🤖 AI Summary
This study investigates the true source of performance gains from reinforcement learning (RL) in medical vision-language models (VLMs). Through controlled experiments on the MedMNIST multimodal benchmark, the work systematically disentangles RL’s individual contributions to visual perception, supervised fine-tuning (SFT) support, and output distribution optimization. The findings reveal that RL primarily refines the output distribution under high-support conditions rather than enhancing reasoning capabilities.
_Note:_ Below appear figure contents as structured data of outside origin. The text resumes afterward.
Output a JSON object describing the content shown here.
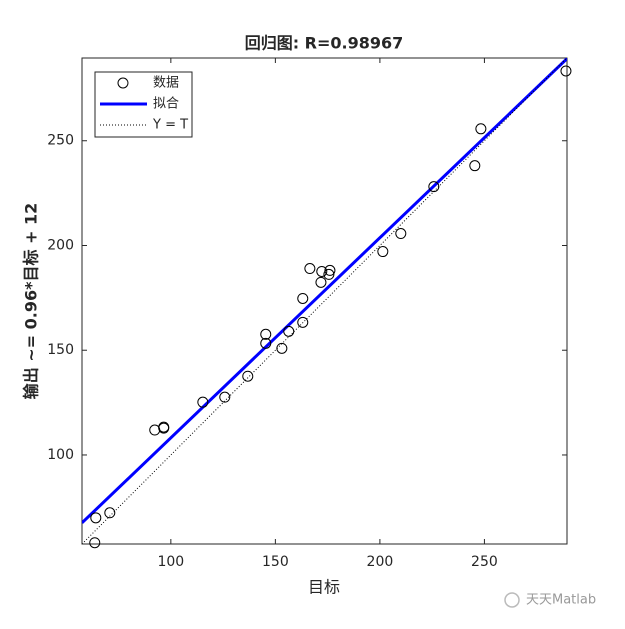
{
  "chart_data": {
    "type": "scatter",
    "title": "回归图: R=0.98967",
    "x_label": "目标",
    "y_label": "输出 ~= 0.96*目标 + 12",
    "xlim": [
      57.5,
      289.5
    ],
    "ylim": [
      57.5,
      289.5
    ],
    "xticks": [
      100,
      150,
      200,
      250
    ],
    "yticks": [
      100,
      150,
      200,
      250
    ],
    "grid": false,
    "legend": "top-left",
    "series": [
      {
        "name": "数据",
        "color": "#000000",
        "style": "markers",
        "x": [
          63.6,
          64.1,
          70.8,
          92.3,
          96.6,
          96.6,
          115.3,
          125.8,
          136.8,
          145.4,
          145.4,
          153.1,
          156.4,
          163.1,
          163.1,
          166.5,
          171.8,
          172.2,
          175.6,
          176.1,
          201.4,
          210.0,
          225.8,
          245.4,
          248.3,
          289.0
        ],
        "values": [
          58.1,
          70.0,
          72.4,
          111.9,
          112.8,
          113.3,
          125.2,
          127.6,
          137.6,
          157.6,
          153.3,
          150.9,
          159.0,
          163.3,
          174.7,
          189.0,
          182.4,
          187.6,
          186.2,
          188.1,
          197.1,
          205.7,
          228.1,
          238.1,
          255.7,
          283.3
        ]
      },
      {
        "name": "拟合",
        "color": "#0000ff",
        "style": "solid",
        "x": [
          57.5,
          289.5
        ],
        "values": [
          67.6,
          289.2
        ]
      },
      {
        "name": "Y = T",
        "color": "#000000",
        "style": "dotted",
        "x": [
          57.5,
          289.5
        ],
        "values": [
          57.5,
          289.5
        ]
      }
    ]
  },
  "watermark": "天天Matlab"
}
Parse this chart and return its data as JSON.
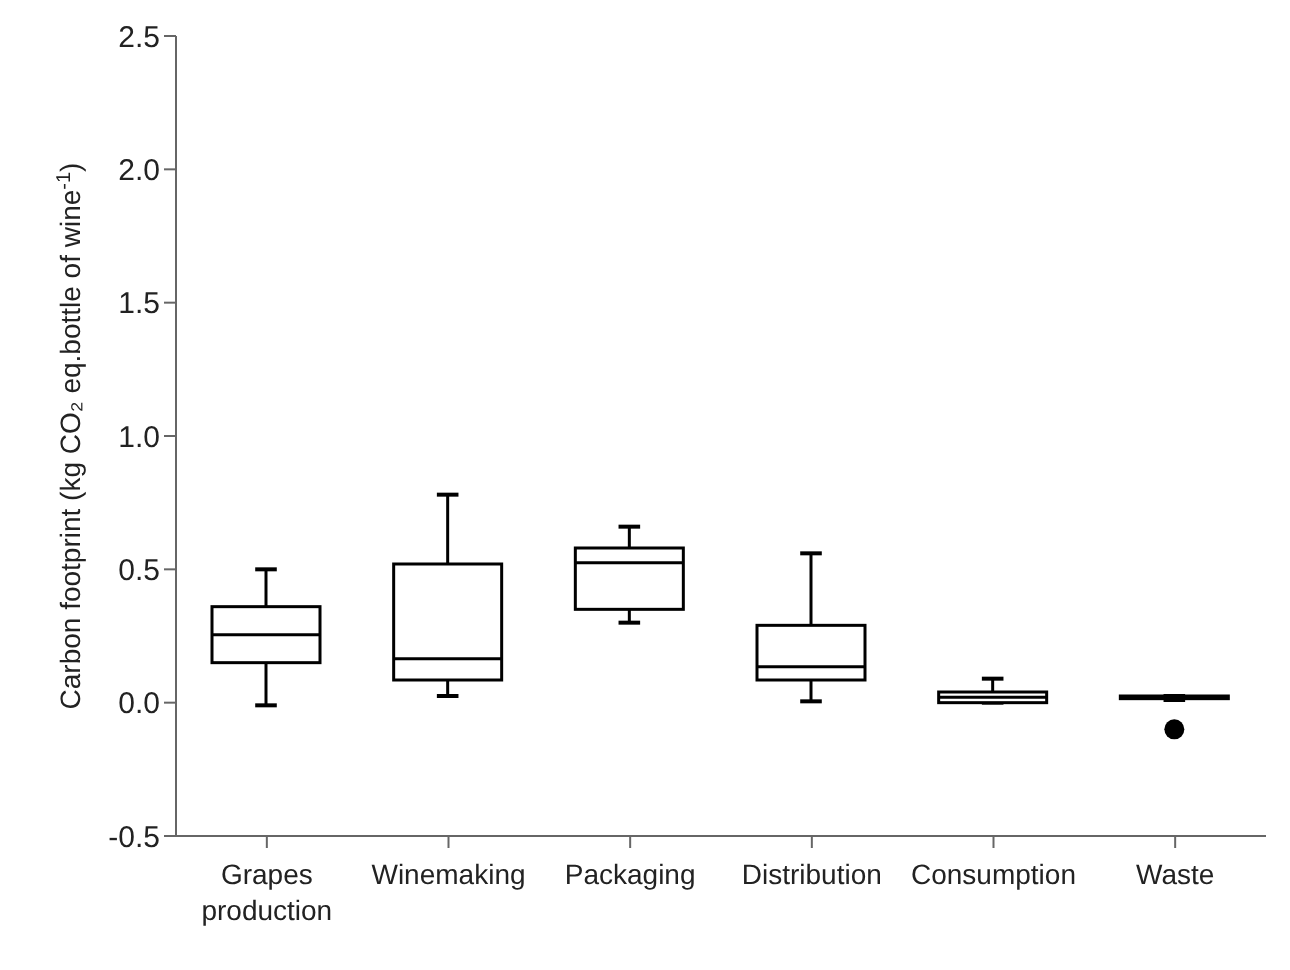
{
  "chart_data": {
    "type": "box",
    "ylabel": "Carbon footprint (kg CO₂ eq.bottle of wine$^{-1}$)",
    "categories": [
      "Grapes production",
      "Winemaking",
      "Packaging",
      "Distribution",
      "Consumption",
      "Waste"
    ],
    "boxes": [
      {
        "low": -0.01,
        "q1": 0.15,
        "median": 0.255,
        "q3": 0.36,
        "high": 0.5
      },
      {
        "low": 0.025,
        "q1": 0.085,
        "median": 0.165,
        "q3": 0.52,
        "high": 0.78
      },
      {
        "low": 0.3,
        "q1": 0.35,
        "median": 0.525,
        "q3": 0.58,
        "high": 0.66
      },
      {
        "low": 0.005,
        "q1": 0.085,
        "median": 0.135,
        "q3": 0.29,
        "high": 0.56
      },
      {
        "low": 0,
        "q1": 0,
        "median": 0.02,
        "q3": 0.04,
        "high": 0.09
      },
      {
        "low": 0.01,
        "q1": 0.015,
        "median": 0.02,
        "q3": 0.025,
        "high": 0.025,
        "outliers": [
          -0.1
        ]
      }
    ],
    "color": "#000000",
    "ylim": [
      -0.5,
      2.5
    ],
    "yticks": [
      {
        "value": -0.5,
        "label": "-0.5"
      },
      {
        "value": 0,
        "label": "0.0"
      },
      {
        "value": 0.5,
        "label": "0.5"
      },
      {
        "value": 1,
        "label": "1.0"
      },
      {
        "value": 1.5,
        "label": "1.5"
      },
      {
        "value": 2,
        "label": "2.0"
      },
      {
        "value": 2.5,
        "label": "2.5"
      }
    ],
    "grid": false,
    "legend": false
  }
}
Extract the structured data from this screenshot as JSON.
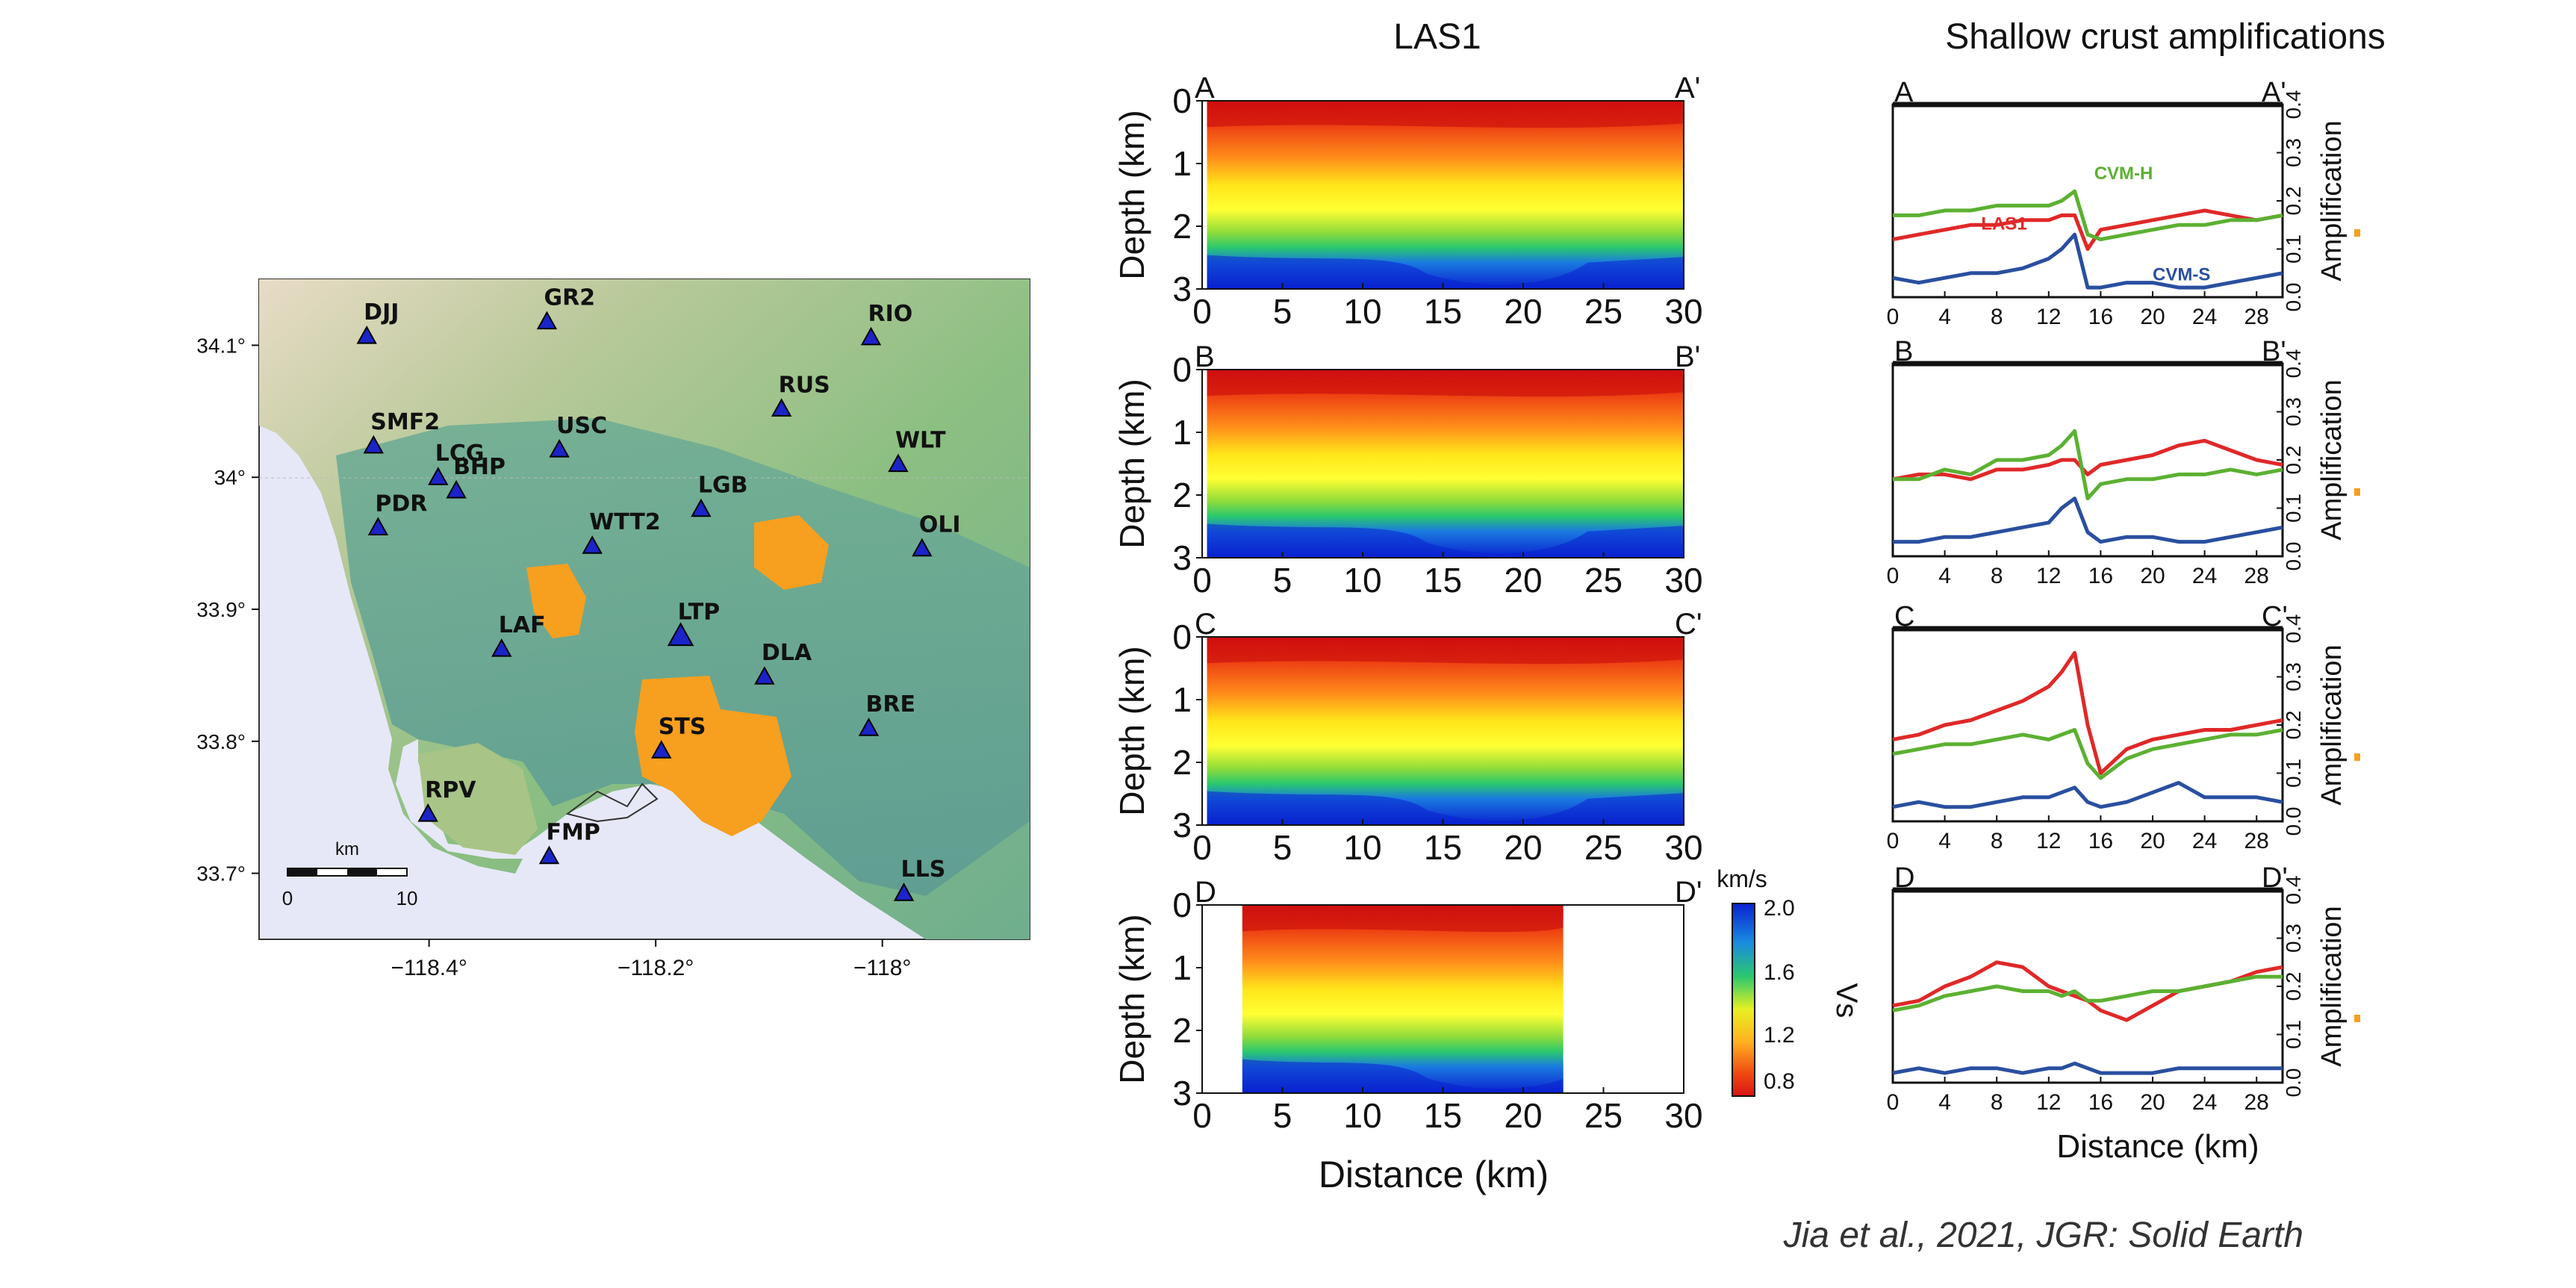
{
  "map": {
    "lat_ticks": [
      "34.1°",
      "34°",
      "33.9°",
      "33.8°",
      "33.7°"
    ],
    "lon_ticks": [
      "−118.4°",
      "−118.2°",
      "−118°"
    ],
    "scale_unit": "km",
    "scale_labels": [
      "0",
      "10"
    ],
    "stations": [
      {
        "name": "DJJ",
        "lon": -118.455,
        "lat": 34.107
      },
      {
        "name": "GR2",
        "lon": -118.296,
        "lat": 34.118
      },
      {
        "name": "RIO",
        "lon": -118.01,
        "lat": 34.106
      },
      {
        "name": "RUS",
        "lon": -118.089,
        "lat": 34.052
      },
      {
        "name": "SMF2",
        "lon": -118.449,
        "lat": 34.024
      },
      {
        "name": "LCG",
        "lon": -118.392,
        "lat": 34.0
      },
      {
        "name": "USC",
        "lon": -118.285,
        "lat": 34.021
      },
      {
        "name": "WLT",
        "lon": -117.986,
        "lat": 34.01
      },
      {
        "name": "BHP",
        "lon": -118.376,
        "lat": 33.99
      },
      {
        "name": "PDR",
        "lon": -118.445,
        "lat": 33.962
      },
      {
        "name": "LGB",
        "lon": -118.16,
        "lat": 33.976
      },
      {
        "name": "WTT2",
        "lon": -118.256,
        "lat": 33.948
      },
      {
        "name": "OLI",
        "lon": -117.965,
        "lat": 33.946
      },
      {
        "name": "LTP",
        "lon": -118.178,
        "lat": 33.88
      },
      {
        "name": "LAF",
        "lon": -118.336,
        "lat": 33.87
      },
      {
        "name": "DLA",
        "lon": -118.104,
        "lat": 33.849
      },
      {
        "name": "BRE",
        "lon": -118.012,
        "lat": 33.81
      },
      {
        "name": "STS",
        "lon": -118.195,
        "lat": 33.793
      },
      {
        "name": "RPV",
        "lon": -118.401,
        "lat": 33.745
      },
      {
        "name": "FMP",
        "lon": -118.294,
        "lat": 33.713
      },
      {
        "name": "LLS",
        "lon": -117.981,
        "lat": 33.685
      }
    ]
  },
  "sections": {
    "title": "LAS1",
    "ylabel": "Depth (km)",
    "xlabel": "Distance (km)",
    "xticks": [
      "0",
      "5",
      "10",
      "15",
      "20",
      "25",
      "30"
    ],
    "yticks": [
      "0",
      "1",
      "2",
      "3"
    ],
    "panels": [
      {
        "left": "A",
        "right": "A'"
      },
      {
        "left": "B",
        "right": "B'"
      },
      {
        "left": "C",
        "right": "C'"
      },
      {
        "left": "D",
        "right": "D'"
      }
    ]
  },
  "colorbar": {
    "unit": "km/s",
    "label": "Vs",
    "ticks": [
      "2.0",
      "1.6",
      "1.2",
      "0.8"
    ]
  },
  "amplification": {
    "title": "Shallow crust amplifications",
    "ylabel": "Amplification",
    "xlabel": "Distance (km)",
    "xticks": [
      "0",
      "4",
      "8",
      "12",
      "16",
      "20",
      "24",
      "28"
    ],
    "yticks": [
      "0.0",
      "0.1",
      "0.2",
      "0.3",
      "0.4"
    ],
    "colors": {
      "LAS1": "#e02828",
      "CVM-H": "#5cb032",
      "CVM-S": "#2a4fa0"
    },
    "legend": [
      "CVM-H",
      "LAS1",
      "CVM-S"
    ]
  },
  "chart_data": [
    {
      "type": "line",
      "panel": "A",
      "x": [
        0,
        2,
        4,
        6,
        8,
        10,
        12,
        13,
        14,
        15,
        16,
        18,
        20,
        22,
        24,
        26,
        28,
        30
      ],
      "series": [
        {
          "name": "LAS1",
          "values": [
            0.12,
            0.13,
            0.14,
            0.15,
            0.15,
            0.16,
            0.16,
            0.17,
            0.17,
            0.1,
            0.14,
            0.15,
            0.16,
            0.17,
            0.18,
            0.17,
            0.16,
            0.17
          ]
        },
        {
          "name": "CVM-H",
          "values": [
            0.17,
            0.17,
            0.18,
            0.18,
            0.19,
            0.19,
            0.19,
            0.2,
            0.22,
            0.13,
            0.12,
            0.13,
            0.14,
            0.15,
            0.15,
            0.16,
            0.16,
            0.17
          ]
        },
        {
          "name": "CVM-S",
          "values": [
            0.04,
            0.03,
            0.04,
            0.05,
            0.05,
            0.06,
            0.08,
            0.1,
            0.13,
            0.02,
            0.02,
            0.03,
            0.03,
            0.02,
            0.02,
            0.03,
            0.04,
            0.05
          ]
        }
      ],
      "xlim": [
        0,
        30
      ],
      "ylim": [
        0,
        0.4
      ]
    },
    {
      "type": "line",
      "panel": "B",
      "x": [
        0,
        2,
        4,
        6,
        8,
        10,
        12,
        13,
        14,
        15,
        16,
        18,
        20,
        22,
        24,
        26,
        28,
        30
      ],
      "series": [
        {
          "name": "LAS1",
          "values": [
            0.16,
            0.17,
            0.17,
            0.16,
            0.18,
            0.18,
            0.19,
            0.2,
            0.2,
            0.17,
            0.19,
            0.2,
            0.21,
            0.23,
            0.24,
            0.22,
            0.2,
            0.19
          ]
        },
        {
          "name": "CVM-H",
          "values": [
            0.16,
            0.16,
            0.18,
            0.17,
            0.2,
            0.2,
            0.21,
            0.23,
            0.26,
            0.12,
            0.15,
            0.16,
            0.16,
            0.17,
            0.17,
            0.18,
            0.17,
            0.18
          ]
        },
        {
          "name": "CVM-S",
          "values": [
            0.03,
            0.03,
            0.04,
            0.04,
            0.05,
            0.06,
            0.07,
            0.1,
            0.12,
            0.05,
            0.03,
            0.04,
            0.04,
            0.03,
            0.03,
            0.04,
            0.05,
            0.06
          ]
        }
      ],
      "xlim": [
        0,
        30
      ],
      "ylim": [
        0,
        0.4
      ]
    },
    {
      "type": "line",
      "panel": "C",
      "x": [
        0,
        2,
        4,
        6,
        8,
        10,
        12,
        13,
        14,
        15,
        16,
        18,
        20,
        22,
        24,
        26,
        28,
        30
      ],
      "series": [
        {
          "name": "LAS1",
          "values": [
            0.17,
            0.18,
            0.2,
            0.21,
            0.23,
            0.25,
            0.28,
            0.31,
            0.35,
            0.2,
            0.1,
            0.15,
            0.17,
            0.18,
            0.19,
            0.19,
            0.2,
            0.21
          ]
        },
        {
          "name": "CVM-H",
          "values": [
            0.14,
            0.15,
            0.16,
            0.16,
            0.17,
            0.18,
            0.17,
            0.18,
            0.19,
            0.12,
            0.09,
            0.13,
            0.15,
            0.16,
            0.17,
            0.18,
            0.18,
            0.19
          ]
        },
        {
          "name": "CVM-S",
          "values": [
            0.03,
            0.04,
            0.03,
            0.03,
            0.04,
            0.05,
            0.05,
            0.06,
            0.07,
            0.04,
            0.03,
            0.04,
            0.06,
            0.08,
            0.05,
            0.05,
            0.05,
            0.04
          ]
        }
      ],
      "xlim": [
        0,
        30
      ],
      "ylim": [
        0,
        0.4
      ]
    },
    {
      "type": "line",
      "panel": "D",
      "x": [
        0,
        2,
        4,
        6,
        8,
        10,
        12,
        13,
        14,
        15,
        16,
        18,
        20,
        22,
        24,
        26,
        28,
        30
      ],
      "series": [
        {
          "name": "LAS1",
          "values": [
            0.16,
            0.17,
            0.2,
            0.22,
            0.25,
            0.24,
            0.2,
            0.19,
            0.18,
            0.17,
            0.15,
            0.13,
            0.16,
            0.19,
            0.2,
            0.21,
            0.23,
            0.24
          ]
        },
        {
          "name": "CVM-H",
          "values": [
            0.15,
            0.16,
            0.18,
            0.19,
            0.2,
            0.19,
            0.19,
            0.18,
            0.19,
            0.17,
            0.17,
            0.18,
            0.19,
            0.19,
            0.2,
            0.21,
            0.22,
            0.22
          ]
        },
        {
          "name": "CVM-S",
          "values": [
            0.02,
            0.03,
            0.02,
            0.03,
            0.03,
            0.02,
            0.03,
            0.03,
            0.04,
            0.03,
            0.02,
            0.02,
            0.02,
            0.03,
            0.03,
            0.03,
            0.03,
            0.03
          ]
        }
      ],
      "xlim": [
        0,
        30
      ],
      "ylim": [
        0,
        0.4
      ]
    }
  ],
  "citation": "Jia et al., 2021, JGR: Solid Earth"
}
Building on this insight, the authors propose a boundary-aware RL training strategy. Evaluation across six medical visual question answering (VQA) benchmarks demonstrates that this approach significantly improves Accuracy@1 and Pass@K metrics. Notably, RL yields benefits only when the model already possesses a sufficiently high initial level of support from SFT.
📝 Abstract
Reinforcement learning (RL) is increasingly used to post-train medical Vision-Language Models (VLMs), yet it remains unclear whether RL improves medical visual reasoning or mainly sharpens behaviors already induced by supervised fine-tuning (SFT). We present a controlled study that disentangles these effects along three axes: vision, SFT, and RL. Using MedMNIST as a multi-modality testbed, we probe visual perception by benchmarking VLM vision towers against vision-only baselines, quantify reasoning support and sampling efficiency via Accuracy@1 versus Pass@K, and evaluate when RL closes the support gap and how gains transfer across modalities. We find that RL is most effective when the model already has non-trivial support (high Pass@K): it primarily sharpens the output distribution, improving Acc@1 and sampling efficiency, while SFT expands support and makes RL effective. Based on these findings, we propose a boundary-aware recipe and instantiate it by RL post-training an OctoMed-initialized model on a small, balanced subset of PMC multiple-choice VQA, achieving strong average performance across six medical VQA benchmarks.